O establishment ama Barack Obama

De uma entrevista de ninguém mais e ninguém menos que Murdoch, dono de uns 300 órgão de comunicação aqui nos Estados Unidos. Certamente, junto com Bloomberg, uma das pessoas mais poderosas dos Iztates. A entrevista é para o Silicon Alley Insider; highlights aqui e aqui. A parte que me interessou mais foi essa:

Rupert on election: Both Obama and McCain have a lot of problems. But you have probably the making of a phenomenom in this country. Politicans are at an all-time low. They’re despised. Obama drew 75,000 at Portland rally, and he’ll carry Oregon.

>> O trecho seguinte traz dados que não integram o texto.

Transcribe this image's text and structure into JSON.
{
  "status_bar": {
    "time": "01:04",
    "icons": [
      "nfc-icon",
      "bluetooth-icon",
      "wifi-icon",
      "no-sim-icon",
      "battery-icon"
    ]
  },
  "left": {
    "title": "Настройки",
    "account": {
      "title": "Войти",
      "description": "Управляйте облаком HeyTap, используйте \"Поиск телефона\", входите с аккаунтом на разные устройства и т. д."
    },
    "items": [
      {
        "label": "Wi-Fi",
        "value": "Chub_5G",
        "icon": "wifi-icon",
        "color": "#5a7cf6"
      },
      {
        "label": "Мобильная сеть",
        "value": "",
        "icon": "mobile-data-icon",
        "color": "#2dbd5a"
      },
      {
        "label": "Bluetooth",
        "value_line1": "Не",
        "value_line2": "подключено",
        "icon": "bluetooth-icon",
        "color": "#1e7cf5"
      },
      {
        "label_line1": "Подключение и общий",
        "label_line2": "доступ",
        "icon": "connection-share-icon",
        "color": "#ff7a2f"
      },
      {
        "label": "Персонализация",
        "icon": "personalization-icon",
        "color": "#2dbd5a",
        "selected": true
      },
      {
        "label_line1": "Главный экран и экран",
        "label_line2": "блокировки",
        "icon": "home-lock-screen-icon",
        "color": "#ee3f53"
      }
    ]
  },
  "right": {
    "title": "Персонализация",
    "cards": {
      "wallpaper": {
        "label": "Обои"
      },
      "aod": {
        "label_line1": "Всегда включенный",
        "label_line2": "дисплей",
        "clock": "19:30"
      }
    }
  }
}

But “he might not carry Florida, because the Jewish people are suspicious of him, and so are Hispanics.” And while people won’t talk about it, race will matter.

So what’s McCain’s issue? “He’s been in Congress a long time, and you have to make a lot of compromises. So what’s he really stand for?… I think he has a lot of problems.” So who are you backing? “I’m not backing anybody. But I want to meet Obama.” I want to know if he can walk the walk. Have you read his educational policy? It’s great. But it means that in his first six months in office, he has to smash the teacher’s unions.

Did you have anything to do with the NY Post endorsing Obama in the NY primary? “Yeah.”

Em síntese, Rupert Murdoch, o cara que a The Nation (uma espécie de versão americana da Carta Capital) pinta como Satan reencarnado, disse ontem que Obama é um rock star, um fenômeno, com boas idéias, uma boa política econômica e que ele deve ganhar a eleição em novembro.

Murdoch, o dono da FOX news.Do New York Post. O cara que emprega Bill O’Reilly. Que dá espaço para gente como Ann Coulter e Rush Limbaugh nas suas rádios.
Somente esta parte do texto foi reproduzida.